Everyone is aware that driving and drinking is bad practice. First, it’s hazardous. Thousands upon thousands of people are either killed or seriously injured each year by impaired drivers. Second, drunk driving is against the law in almost all states.
The problem with drunk driving and DUI laws is that they tend to be hard to understand. When a driver gets pulled over on suspicion of DUI, he has several options. He can refuse to take a test or get out of the vehicle. Some drivers will argue with the officer and will not cooperate. Other drivers will simply comply with whatever the officer says. The end result is that Oregon DUI Laws are difficult to understand.
So, what are some of the common DUI laws and penalties? One of the biggest penalties is going to be jail time. Many times this means spending time in jail. The penalties also can include license suspension and many other things. Here are some details about some of the penalties.
If you are charged with a DUI, one aspect you may be concerned about is the alcohol you had while driving. In most cases, you will get a citation with your DUI. This means you will have to pay fines and possible jail time. You must know that our laws vary from state to state. That’s why you need to hire an experienced defense lawyer to help you understand the charges against you. DUI laws are complicated, so a qualified professional is necessary.
Another aspect of our laws deals with the level of influence a person has when they are arrested. Some states have a BAC limit of 0.08%, but others have a lower limit. The states with the higher limit require someone to have a certain amount of alcohol in their blood at the time of the arrest. The lower limit requires only that they have a blood alcohol content of a.1%.
Some states also have a “dry drunk driving” law that prohibits driving when drinking alcohol but does not have any other drugs in your body. This applies to some states when it comes to DUI. This means that you can be convicted of DUI even if you have prescription painkillers like acetaminophen or ibuprofen. These drugs are not considered a depressant by the FDA, so they have not controlled substances, which means you can still be charged with DUI even if you take them because they make you feel numb.

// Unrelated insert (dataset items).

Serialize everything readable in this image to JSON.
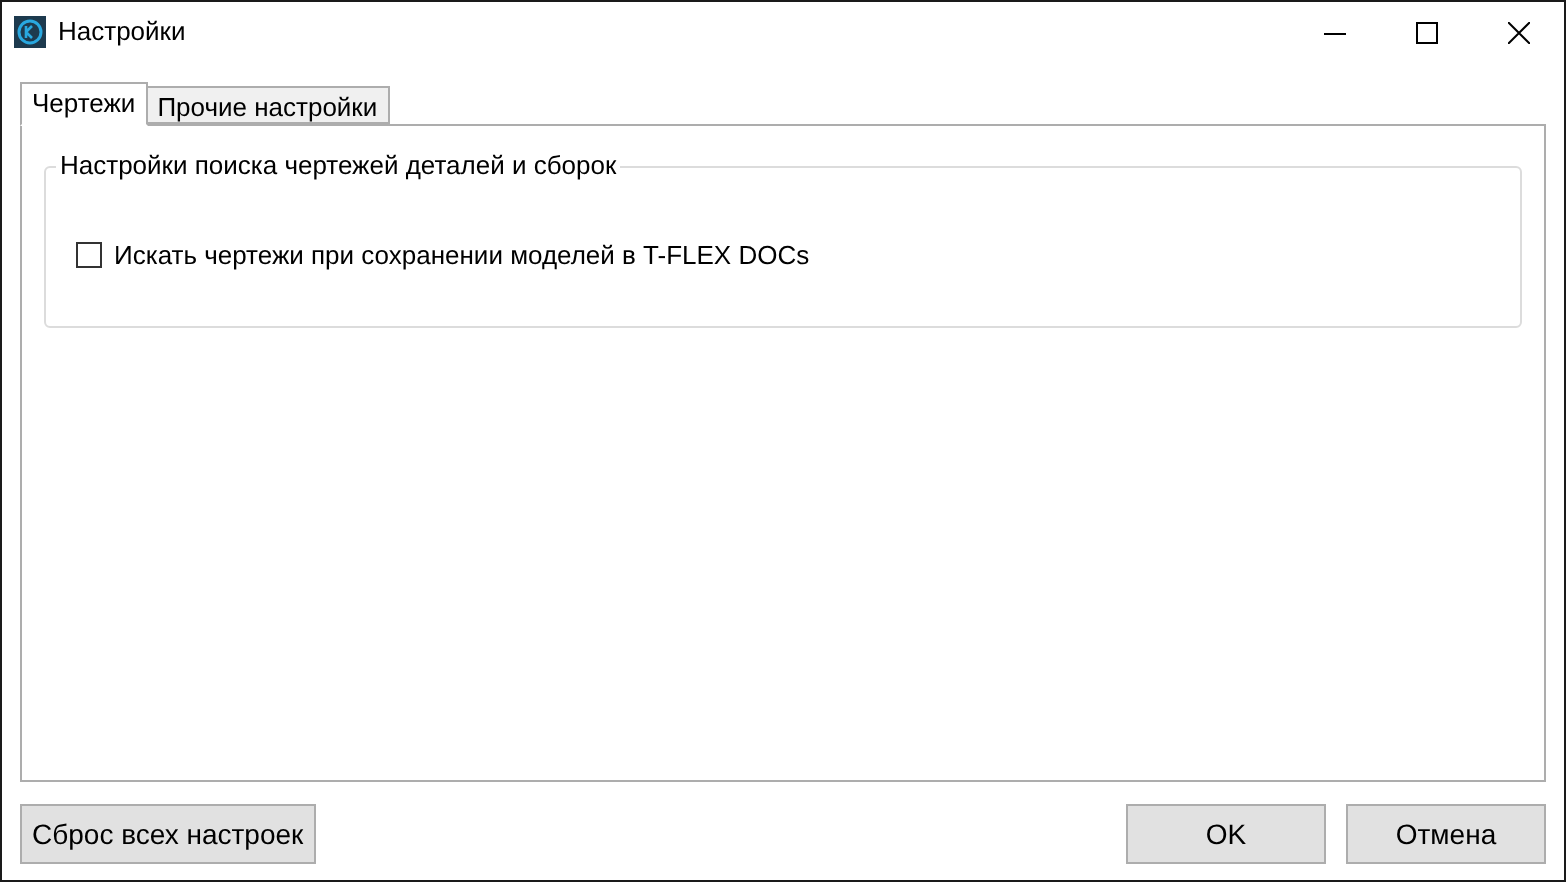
{
  "window": {
    "title": "Настройки"
  },
  "tabs": [
    {
      "label": "Чертежи",
      "selected": true
    },
    {
      "label": "Прочие настройки",
      "selected": false
    }
  ],
  "group": {
    "title": "Настройки поиска чертежей деталей и сборок",
    "options": [
      {
        "label": "Искать чертежи при сохранении моделей в T-FLEX DOCs",
        "checked": false
      }
    ]
  },
  "buttons": {
    "reset": "Сброс всех настроек",
    "ok": "OK",
    "cancel": "Отмена"
  }
}
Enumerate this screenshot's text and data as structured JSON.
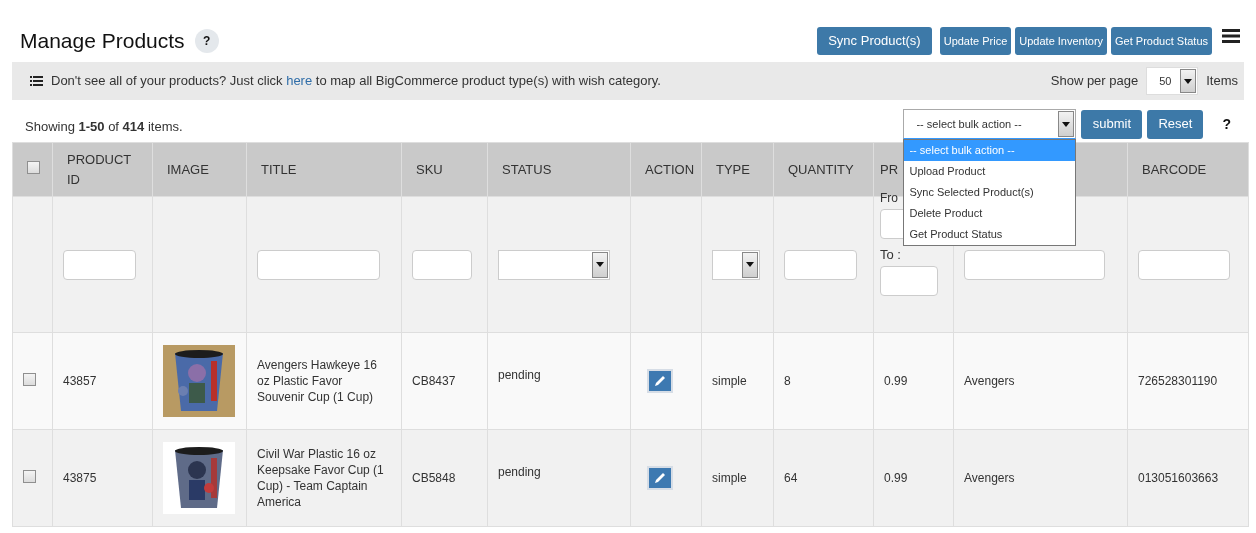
{
  "header": {
    "title": "Manage Products",
    "help": "?",
    "buttons": [
      {
        "label": "Sync Product(s)",
        "kind": "large"
      },
      {
        "label": "Update Price",
        "kind": "small"
      },
      {
        "label": "Update Inventory",
        "kind": "small"
      },
      {
        "label": "Get Product Status",
        "kind": "small"
      }
    ]
  },
  "notice": {
    "before": "Don't see all of your products? Just click",
    "link": "here",
    "after": "to map all BigCommerce product type(s) with wish category."
  },
  "per_page": {
    "label": "Show per page",
    "value": "50",
    "suffix": "Items"
  },
  "summary": "Showing **1-50** of **414** items.",
  "bulk": {
    "value": "-- select bulk action --",
    "expanded": true,
    "submit": "submit",
    "reset": "Reset",
    "help": "?",
    "options": [
      {
        "label": "-- select bulk action --",
        "selected": true
      },
      {
        "label": "Upload Product",
        "selected": false
      },
      {
        "label": "Sync Selected Product(s)",
        "selected": false
      },
      {
        "label": "Delete Product",
        "selected": false
      },
      {
        "label": "Get Product Status",
        "selected": false
      }
    ]
  },
  "table": {
    "select_all": {
      "checked": false
    },
    "columns": [
      {
        "kind": "checkbox"
      },
      {
        "label": "PRODUCT ID",
        "kind": "text"
      },
      {
        "label": "IMAGE"
      },
      {
        "label": "TITLE",
        "kind": "text"
      },
      {
        "label": "SKU",
        "kind": "text"
      },
      {
        "label": "STATUS",
        "kind": "text"
      },
      {
        "label": "ACTION",
        "kind": "action"
      },
      {
        "label": "TYPE",
        "kind": "text"
      },
      {
        "label": "QUANTITY",
        "kind": "text"
      },
      {
        "label": "PR",
        "kind": "text"
      },
      {
        "kind": "blank"
      },
      {
        "label": "BARCODE",
        "kind": "text"
      }
    ],
    "filters": [
      {
        "kind": "none"
      },
      {
        "kind": "text"
      },
      {
        "kind": "none"
      },
      {
        "kind": "text"
      },
      {
        "kind": "text"
      },
      {
        "kind": "select"
      },
      {
        "kind": "none"
      },
      {
        "kind": "small-select"
      },
      {
        "kind": "text"
      },
      {
        "kind": "range",
        "from_label": "Fro",
        "to_label": "To :"
      },
      {
        "kind": "text"
      },
      {
        "kind": "text"
      }
    ],
    "rows": [
      {
        "cells": [
          {
            "kind": "checkbox",
            "checked": false
          },
          "43857",
          {
            "kind": "picture"
          },
          "Avengers Hawkeye 16 oz Plastic Favor Souvenir Cup (1 Cup)",
          "CB8437",
          "pending",
          {
            "kind": "edit"
          },
          "simple",
          "8",
          "0.99",
          "Avengers",
          "726528301190"
        ]
      },
      {
        "cells": [
          {
            "kind": "checkbox",
            "checked": false
          },
          "43875",
          {
            "kind": "picture"
          },
          "Civil War Plastic 16 oz Keepsake Favor Cup (1 Cup) - Team Captain America",
          "CB5848",
          "pending",
          {
            "kind": "edit"
          },
          "simple",
          "64",
          "0.99",
          "Avengers",
          "013051603663"
        ]
      }
    ]
  }
}
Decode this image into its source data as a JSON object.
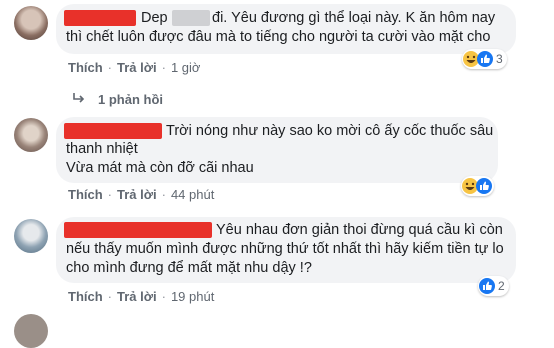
{
  "comments": [
    {
      "text_lines": [
        "Dep",
        "đi. Yêu đương gì thể loại này. K ăn hôm nay",
        "thì chết luôn được đâu mà to tiếng cho người ta cười vào mặt cho"
      ],
      "like": "Thích",
      "reply": "Trả lời",
      "time": "1 giờ",
      "reaction_count": "3",
      "reactions": [
        "haha-icon",
        "like-icon"
      ]
    },
    {
      "text_lines": [
        "Trời nóng như này sao ko mời cô ấy cốc thuốc sâu",
        "thanh nhiệt",
        "Vừa mát mà còn đỡ cãi nhau"
      ],
      "like": "Thích",
      "reply": "Trả lời",
      "time": "44 phút",
      "reaction_count": "",
      "reactions": [
        "haha-icon",
        "like-icon"
      ]
    },
    {
      "text_lines": [
        "Yêu nhau đơn giản thoi đừng quá cầu kì còn",
        "nếu thấy muốn mình được những thứ tốt nhất thì hãy kiếm tiền tự lo",
        "cho mình đưng để mất mặt nhu dậy !?"
      ],
      "like": "Thích",
      "reply": "Trả lời",
      "time": "19 phút",
      "reaction_count": "2",
      "reactions": [
        "like-icon"
      ]
    }
  ],
  "replies_link": "1 phản hồi",
  "colors": {
    "redaction": "#e8312a",
    "bubble": "#f2f3f5",
    "like_blue": "#1877f2",
    "haha_yellow": "#f7c444"
  }
}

Also, some enhanced penalties apply if you have a child who is drinking. In many states, a parent who knowingly allows their child to drink will have to spend some time in jail. There are also increased fines and more intensive DUI classes if the parent is also found guilty of having substance abuse or dependence on a controlled substance. Some of these enhancements might also apply to first-time DUI offenders, so make sure to check your state’s specific laws before you get behind the wheel. In some states, it might be illegal to have a child or teen with a DUI offense.
Some states also have a roadside sobriety test requirement for people who are charged with a DUI. This includes all people who are charged with drunken driving while intoxicated. If you are convicted of DUI in a state where there is a mandatory minimum age for drinking, you might face additional charges such as having a child out of wedlock. If you have a child charged with DUI, you need to find out your state’s laws regarding enhanced penalties and whether or not they will affect you as a father or a stepfather. Keep in mind that you cannot be held responsible for your child’s actions once they are intoxicated in many states, so the decision to drink underage is not one you should take lightly. You could face serious criminal consequences.